It is unknown exactly how many children died at Battleford Industrial School during its operation. Seventy-four bodies were found to be buried in the Battleford Industrial School Cemetery when the site was exhumed in 1974 by five anthropology students working with Professor Patrick Hartney from the University of Saskatchewan: Marlyss Anderson of Naicam, Dianne Carlson of Saskatoon, Joan Beggs of Weyburn, Jane Plosz of Canora, and Jean Prentice of Abbey. Records were found for approximately fifty of the students and others buried there by the Anglican Church of Canada. A cairn was erected in 1975 bearing the names of identified students and people buried in the cemetery. There are names of other students that died in Battleford Industrial School that are identified in the student newsletter and the local newspaper which are not on the cairn. Similarly, the historical record indicates that in the earlier days of the school’s operation, students nearing death were often sent home to their families to die and be buried in their home communities.

"When the Battleford school closed in 1914, Principal E. Matheson reminded Indian Affairs that there was a school cemetery that contained the bodies of seventy to eighty individuals, most of whom were former students. He worried that unless the government took steps to care for the cemetery, it would be overrun by stray cattle. Matheson had good reason for wishing to see the cemetery maintained: several of his family members were buried there. These concerns proved prophetic, since the location of this cemetery is not recorded in the available historical documentation, and neither does it appear in an internet search of Battleford cemeteries."
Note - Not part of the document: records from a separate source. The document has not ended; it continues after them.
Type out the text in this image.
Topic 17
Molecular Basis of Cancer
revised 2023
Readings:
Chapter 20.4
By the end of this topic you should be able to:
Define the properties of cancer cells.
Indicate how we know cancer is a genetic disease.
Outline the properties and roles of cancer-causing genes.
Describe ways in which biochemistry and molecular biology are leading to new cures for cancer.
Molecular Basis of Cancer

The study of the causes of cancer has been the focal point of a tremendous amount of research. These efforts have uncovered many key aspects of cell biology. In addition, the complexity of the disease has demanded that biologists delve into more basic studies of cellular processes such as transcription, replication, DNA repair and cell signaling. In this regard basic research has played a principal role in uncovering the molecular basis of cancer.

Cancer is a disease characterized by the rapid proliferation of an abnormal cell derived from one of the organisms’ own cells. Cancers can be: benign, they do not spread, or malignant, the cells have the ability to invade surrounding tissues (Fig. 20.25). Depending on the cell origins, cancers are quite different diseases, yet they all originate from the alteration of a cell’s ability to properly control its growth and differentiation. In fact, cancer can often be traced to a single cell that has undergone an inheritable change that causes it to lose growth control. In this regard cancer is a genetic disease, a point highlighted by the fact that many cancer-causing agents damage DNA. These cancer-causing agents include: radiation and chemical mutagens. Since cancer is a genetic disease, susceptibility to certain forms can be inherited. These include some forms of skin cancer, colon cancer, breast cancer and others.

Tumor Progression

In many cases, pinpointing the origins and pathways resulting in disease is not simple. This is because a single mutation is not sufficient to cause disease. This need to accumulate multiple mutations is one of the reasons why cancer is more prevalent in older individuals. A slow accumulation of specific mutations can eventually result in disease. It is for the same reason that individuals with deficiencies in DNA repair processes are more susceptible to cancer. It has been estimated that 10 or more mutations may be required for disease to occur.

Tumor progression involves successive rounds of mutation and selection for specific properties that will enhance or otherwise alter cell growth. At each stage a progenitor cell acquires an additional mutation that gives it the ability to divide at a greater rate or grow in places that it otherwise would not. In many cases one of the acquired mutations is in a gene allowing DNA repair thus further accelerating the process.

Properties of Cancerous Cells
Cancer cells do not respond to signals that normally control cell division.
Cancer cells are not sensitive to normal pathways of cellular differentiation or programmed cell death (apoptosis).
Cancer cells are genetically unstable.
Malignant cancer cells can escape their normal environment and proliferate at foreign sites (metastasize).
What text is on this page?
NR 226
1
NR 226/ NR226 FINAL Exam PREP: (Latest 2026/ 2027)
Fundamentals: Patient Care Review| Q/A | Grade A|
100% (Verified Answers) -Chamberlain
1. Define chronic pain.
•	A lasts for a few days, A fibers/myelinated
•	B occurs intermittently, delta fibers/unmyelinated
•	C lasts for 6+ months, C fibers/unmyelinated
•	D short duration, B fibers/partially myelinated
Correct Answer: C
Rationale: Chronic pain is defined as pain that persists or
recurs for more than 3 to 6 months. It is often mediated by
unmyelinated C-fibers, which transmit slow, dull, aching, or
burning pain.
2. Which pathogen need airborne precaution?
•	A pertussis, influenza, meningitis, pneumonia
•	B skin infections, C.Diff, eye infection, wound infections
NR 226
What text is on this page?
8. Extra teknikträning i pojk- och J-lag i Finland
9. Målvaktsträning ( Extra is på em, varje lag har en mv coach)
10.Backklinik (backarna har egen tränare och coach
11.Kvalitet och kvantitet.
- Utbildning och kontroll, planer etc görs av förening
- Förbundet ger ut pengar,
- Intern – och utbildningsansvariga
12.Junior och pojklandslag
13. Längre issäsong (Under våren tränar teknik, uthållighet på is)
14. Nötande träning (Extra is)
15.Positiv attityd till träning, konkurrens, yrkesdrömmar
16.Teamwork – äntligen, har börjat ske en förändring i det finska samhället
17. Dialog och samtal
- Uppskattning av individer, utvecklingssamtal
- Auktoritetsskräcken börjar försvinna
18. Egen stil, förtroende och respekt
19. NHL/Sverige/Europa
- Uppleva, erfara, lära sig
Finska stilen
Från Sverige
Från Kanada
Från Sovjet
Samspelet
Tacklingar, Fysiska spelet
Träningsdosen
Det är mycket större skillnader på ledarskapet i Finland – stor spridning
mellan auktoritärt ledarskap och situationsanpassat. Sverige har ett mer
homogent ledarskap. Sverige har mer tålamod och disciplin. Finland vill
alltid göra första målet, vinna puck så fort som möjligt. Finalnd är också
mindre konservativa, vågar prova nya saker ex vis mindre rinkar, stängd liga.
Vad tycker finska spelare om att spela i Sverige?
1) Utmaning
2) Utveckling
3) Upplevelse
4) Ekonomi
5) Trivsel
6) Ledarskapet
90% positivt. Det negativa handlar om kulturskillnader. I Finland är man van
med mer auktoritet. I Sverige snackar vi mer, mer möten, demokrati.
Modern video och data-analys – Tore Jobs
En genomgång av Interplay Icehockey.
In 2019 the cemetery was designated provincial heritage property by the Government of Saskatchewan.

==Notable alumni==
Alex Decoteau - Olympic athlete and the first Indigenous police officer in Canada, joining the Edmonton Police Service in 1911. He died serving in World War I in 1917.

==Monument==
On September 27, 2024, a monument commemorating the school was unveiled in North Battleford by Lieutenant Governor of Saskatchewan Russell Mirasty. The monument was created by Saskatchewan artist Lionel Auburn Peyachew and consists of a bronze sculpture of Annie Peyachew, a former student of the school who died in 1911 at the age of seven.